We can prevent this by being more strategic when rolling out new versions of our products. In this article, we’ll look into a strategy for product designers and front-end engineers to thoroughly test and deploy a feature before releasing it to the entire user base, and how to avoid UX issues from creeping up down the road.
Before diving into an actual testing strategy, let’s step back and examine common misconceptions of how a new feature is designed, built and eventually deployed.
New Feature Misconceptions
Whenever a new feature for an existing product is designed, the main focus is usually on how exactly it should be integrated in the existing interface. To achieve consistency, we designers will often look into existing patterns and apply the established design language to make the new feature sit well in the UI. However, problems often occur not because components don’t work together visually, but rather because they turn out to be confusing or ambiguous when combined in unexpected ways.

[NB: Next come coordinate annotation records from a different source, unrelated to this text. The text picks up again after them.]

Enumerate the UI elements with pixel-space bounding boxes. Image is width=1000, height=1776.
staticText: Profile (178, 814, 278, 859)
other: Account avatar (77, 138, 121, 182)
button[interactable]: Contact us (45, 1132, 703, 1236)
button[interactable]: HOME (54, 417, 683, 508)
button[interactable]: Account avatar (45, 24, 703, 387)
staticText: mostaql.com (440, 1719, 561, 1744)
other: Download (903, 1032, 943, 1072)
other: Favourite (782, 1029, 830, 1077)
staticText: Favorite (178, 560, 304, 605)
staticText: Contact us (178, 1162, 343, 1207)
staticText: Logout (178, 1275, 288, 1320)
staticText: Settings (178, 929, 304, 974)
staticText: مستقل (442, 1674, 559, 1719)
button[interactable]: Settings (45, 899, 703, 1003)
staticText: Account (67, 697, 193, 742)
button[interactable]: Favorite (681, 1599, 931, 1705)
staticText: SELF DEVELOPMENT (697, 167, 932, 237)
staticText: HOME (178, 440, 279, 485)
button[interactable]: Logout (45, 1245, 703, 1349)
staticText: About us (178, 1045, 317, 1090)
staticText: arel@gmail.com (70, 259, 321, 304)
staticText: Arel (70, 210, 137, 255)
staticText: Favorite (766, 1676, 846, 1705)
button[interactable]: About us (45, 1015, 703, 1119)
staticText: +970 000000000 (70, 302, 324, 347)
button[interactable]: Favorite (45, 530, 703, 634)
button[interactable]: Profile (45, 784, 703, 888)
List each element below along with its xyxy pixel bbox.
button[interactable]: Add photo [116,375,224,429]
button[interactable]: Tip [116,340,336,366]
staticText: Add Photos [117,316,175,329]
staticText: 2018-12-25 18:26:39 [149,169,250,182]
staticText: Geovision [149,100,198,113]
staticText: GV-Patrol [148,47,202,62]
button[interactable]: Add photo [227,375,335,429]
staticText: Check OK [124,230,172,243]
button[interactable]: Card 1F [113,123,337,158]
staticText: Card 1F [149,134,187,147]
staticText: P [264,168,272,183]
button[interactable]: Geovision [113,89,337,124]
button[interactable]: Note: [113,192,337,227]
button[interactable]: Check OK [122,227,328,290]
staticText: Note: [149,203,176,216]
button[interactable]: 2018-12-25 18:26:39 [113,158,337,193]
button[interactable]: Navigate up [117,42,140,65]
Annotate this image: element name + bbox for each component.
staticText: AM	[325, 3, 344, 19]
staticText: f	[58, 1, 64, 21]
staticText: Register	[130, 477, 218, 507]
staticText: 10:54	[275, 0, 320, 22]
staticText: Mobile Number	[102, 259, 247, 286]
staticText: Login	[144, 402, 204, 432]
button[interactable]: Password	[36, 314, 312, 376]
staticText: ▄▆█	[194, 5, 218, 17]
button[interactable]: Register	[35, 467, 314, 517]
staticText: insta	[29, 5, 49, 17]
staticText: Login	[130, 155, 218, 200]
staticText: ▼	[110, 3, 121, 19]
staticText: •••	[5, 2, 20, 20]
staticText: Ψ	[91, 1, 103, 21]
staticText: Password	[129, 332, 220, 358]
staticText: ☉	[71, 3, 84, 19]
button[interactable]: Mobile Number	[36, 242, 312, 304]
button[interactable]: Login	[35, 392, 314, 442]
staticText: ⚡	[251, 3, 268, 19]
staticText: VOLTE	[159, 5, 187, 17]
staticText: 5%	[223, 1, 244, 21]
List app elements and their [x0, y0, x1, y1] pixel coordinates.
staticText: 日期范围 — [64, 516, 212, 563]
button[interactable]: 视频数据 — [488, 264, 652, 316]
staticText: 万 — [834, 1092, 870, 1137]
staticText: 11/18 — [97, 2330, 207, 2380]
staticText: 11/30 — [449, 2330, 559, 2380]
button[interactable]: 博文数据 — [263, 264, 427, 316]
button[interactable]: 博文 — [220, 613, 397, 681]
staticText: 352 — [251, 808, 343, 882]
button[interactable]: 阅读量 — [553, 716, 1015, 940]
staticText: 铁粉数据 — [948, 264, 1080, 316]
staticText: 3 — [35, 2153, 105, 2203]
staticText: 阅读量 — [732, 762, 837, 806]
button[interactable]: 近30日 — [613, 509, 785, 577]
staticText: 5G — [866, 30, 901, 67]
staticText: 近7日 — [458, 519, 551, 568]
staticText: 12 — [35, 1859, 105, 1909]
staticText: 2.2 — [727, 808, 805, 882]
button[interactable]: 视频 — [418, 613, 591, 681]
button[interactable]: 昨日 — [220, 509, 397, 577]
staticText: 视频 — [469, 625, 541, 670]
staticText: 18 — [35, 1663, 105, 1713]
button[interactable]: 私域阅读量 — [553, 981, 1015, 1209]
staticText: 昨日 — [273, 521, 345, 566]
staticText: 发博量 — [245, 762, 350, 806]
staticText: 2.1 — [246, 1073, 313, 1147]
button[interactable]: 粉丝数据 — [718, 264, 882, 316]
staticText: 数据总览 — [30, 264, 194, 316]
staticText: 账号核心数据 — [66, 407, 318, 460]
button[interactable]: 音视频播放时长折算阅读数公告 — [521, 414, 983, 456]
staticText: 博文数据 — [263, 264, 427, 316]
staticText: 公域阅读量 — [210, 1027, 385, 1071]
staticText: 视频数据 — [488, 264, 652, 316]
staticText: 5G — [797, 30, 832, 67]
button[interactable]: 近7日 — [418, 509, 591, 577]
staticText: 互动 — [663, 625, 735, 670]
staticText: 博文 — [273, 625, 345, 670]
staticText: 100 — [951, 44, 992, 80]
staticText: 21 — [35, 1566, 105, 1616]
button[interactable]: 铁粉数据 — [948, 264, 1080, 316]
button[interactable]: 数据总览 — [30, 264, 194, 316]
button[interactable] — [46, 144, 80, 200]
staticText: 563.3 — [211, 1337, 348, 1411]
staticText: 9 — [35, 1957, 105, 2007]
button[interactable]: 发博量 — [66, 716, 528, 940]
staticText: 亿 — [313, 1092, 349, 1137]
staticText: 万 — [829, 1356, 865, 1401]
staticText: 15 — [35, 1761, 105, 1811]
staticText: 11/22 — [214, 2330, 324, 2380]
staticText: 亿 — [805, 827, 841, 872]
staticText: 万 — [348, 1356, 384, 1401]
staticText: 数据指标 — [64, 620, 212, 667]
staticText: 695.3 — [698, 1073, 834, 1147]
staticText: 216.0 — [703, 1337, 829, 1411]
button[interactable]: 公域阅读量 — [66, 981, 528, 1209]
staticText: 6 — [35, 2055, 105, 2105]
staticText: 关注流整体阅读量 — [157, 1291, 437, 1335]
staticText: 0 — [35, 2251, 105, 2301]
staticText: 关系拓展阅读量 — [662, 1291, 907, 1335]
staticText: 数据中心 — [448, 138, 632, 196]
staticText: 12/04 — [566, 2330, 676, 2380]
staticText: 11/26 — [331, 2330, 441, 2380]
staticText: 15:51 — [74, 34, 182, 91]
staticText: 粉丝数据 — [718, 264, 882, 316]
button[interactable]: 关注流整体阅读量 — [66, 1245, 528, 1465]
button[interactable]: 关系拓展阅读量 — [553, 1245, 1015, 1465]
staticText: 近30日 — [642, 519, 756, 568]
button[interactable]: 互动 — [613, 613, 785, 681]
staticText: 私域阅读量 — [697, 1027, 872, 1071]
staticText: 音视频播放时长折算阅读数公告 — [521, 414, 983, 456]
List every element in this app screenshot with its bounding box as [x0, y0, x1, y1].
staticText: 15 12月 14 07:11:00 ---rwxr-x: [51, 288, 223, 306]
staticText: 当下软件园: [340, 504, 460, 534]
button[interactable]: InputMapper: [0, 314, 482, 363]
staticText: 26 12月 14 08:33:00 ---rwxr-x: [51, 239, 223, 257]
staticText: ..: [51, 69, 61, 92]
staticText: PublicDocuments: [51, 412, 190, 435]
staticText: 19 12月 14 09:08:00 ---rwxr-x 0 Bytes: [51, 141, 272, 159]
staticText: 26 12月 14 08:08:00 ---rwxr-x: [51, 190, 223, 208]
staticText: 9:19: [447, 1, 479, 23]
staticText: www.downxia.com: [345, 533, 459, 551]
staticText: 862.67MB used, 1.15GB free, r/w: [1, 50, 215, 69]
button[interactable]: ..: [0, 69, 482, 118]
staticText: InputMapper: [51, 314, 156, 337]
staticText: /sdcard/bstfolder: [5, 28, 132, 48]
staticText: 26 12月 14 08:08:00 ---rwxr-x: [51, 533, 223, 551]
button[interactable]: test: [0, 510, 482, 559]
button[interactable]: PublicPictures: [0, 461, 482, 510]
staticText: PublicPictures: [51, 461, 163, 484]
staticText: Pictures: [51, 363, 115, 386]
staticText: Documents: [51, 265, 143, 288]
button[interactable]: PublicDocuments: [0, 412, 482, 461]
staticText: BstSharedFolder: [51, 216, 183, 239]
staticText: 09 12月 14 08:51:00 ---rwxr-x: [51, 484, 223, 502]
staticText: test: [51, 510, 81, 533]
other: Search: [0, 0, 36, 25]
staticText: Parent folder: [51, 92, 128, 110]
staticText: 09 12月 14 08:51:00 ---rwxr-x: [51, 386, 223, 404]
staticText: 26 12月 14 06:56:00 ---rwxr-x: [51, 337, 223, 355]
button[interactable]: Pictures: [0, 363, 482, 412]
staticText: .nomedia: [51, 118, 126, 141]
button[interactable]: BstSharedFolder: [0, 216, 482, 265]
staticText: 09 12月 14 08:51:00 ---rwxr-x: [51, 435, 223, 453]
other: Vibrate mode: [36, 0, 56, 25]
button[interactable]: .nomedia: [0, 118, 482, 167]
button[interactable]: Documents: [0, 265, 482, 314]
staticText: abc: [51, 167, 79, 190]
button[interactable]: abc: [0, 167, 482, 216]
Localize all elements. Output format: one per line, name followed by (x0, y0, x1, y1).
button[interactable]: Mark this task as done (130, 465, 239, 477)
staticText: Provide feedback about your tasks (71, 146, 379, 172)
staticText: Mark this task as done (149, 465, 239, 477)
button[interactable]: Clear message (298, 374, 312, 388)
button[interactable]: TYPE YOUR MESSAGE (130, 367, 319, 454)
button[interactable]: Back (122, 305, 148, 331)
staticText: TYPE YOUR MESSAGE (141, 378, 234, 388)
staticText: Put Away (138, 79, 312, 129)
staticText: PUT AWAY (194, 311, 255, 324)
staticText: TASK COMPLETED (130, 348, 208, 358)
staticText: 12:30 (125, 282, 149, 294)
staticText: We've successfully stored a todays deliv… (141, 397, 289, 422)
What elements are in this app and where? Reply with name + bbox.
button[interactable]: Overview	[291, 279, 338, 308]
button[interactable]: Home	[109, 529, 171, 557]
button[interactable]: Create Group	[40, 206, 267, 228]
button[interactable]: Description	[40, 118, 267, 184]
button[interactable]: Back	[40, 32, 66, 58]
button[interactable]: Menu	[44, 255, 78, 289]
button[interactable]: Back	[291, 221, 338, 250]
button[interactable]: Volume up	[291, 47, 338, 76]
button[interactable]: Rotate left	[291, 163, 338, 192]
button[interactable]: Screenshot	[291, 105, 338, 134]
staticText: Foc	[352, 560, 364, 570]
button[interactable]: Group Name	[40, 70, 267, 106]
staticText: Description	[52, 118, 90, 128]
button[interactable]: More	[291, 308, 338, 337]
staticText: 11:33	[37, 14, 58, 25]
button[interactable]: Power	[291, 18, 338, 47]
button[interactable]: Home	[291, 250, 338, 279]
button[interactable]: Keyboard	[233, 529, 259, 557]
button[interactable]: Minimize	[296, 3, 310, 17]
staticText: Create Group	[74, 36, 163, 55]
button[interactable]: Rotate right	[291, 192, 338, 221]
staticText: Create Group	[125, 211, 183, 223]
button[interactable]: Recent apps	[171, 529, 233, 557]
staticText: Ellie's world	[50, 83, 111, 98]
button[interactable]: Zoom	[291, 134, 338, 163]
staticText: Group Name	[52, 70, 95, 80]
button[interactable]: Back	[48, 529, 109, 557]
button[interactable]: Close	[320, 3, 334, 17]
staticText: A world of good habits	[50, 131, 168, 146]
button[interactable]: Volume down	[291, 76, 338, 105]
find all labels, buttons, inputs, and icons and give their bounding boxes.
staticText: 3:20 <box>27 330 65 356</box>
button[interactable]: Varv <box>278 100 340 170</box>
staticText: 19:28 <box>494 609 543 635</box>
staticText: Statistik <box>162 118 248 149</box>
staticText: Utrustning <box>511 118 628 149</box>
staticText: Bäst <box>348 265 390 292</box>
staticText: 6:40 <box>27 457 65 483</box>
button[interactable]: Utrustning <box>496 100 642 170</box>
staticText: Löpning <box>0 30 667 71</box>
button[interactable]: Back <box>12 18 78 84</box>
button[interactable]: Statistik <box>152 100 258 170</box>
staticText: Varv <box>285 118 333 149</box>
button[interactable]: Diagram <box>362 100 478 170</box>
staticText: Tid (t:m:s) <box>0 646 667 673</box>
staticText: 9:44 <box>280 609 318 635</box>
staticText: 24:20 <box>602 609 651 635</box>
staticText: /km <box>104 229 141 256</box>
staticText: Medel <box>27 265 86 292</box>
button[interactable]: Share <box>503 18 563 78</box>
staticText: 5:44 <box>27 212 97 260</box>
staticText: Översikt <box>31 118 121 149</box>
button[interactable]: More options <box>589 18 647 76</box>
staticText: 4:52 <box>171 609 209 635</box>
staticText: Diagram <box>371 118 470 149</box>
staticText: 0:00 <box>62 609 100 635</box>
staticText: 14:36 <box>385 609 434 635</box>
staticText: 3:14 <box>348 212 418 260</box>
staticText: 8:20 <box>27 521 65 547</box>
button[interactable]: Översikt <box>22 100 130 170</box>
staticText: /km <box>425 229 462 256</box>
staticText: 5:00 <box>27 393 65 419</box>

Perhaps the interface’s copy is ambiguous in related but distant areas of the website, or the outcome of two features being actively used at the same time makes sense from a technical perspective but doesn’t match user expectations or has major performance implications and hurts the UX.
In fact, in design, it is these numerous combinations that are so difficult to thoroughly predict and review. One way to approach the problem while already in the design process is by considering the outliers — use cases when things are more likely to go wrong. What would a user profile look like if the user’s name is very long? Is an overview of unanswered emails still obvious when a dozen inbox labels are being used? Would a new filter make sense for users who have just signed up and have just a few emails in their inbox?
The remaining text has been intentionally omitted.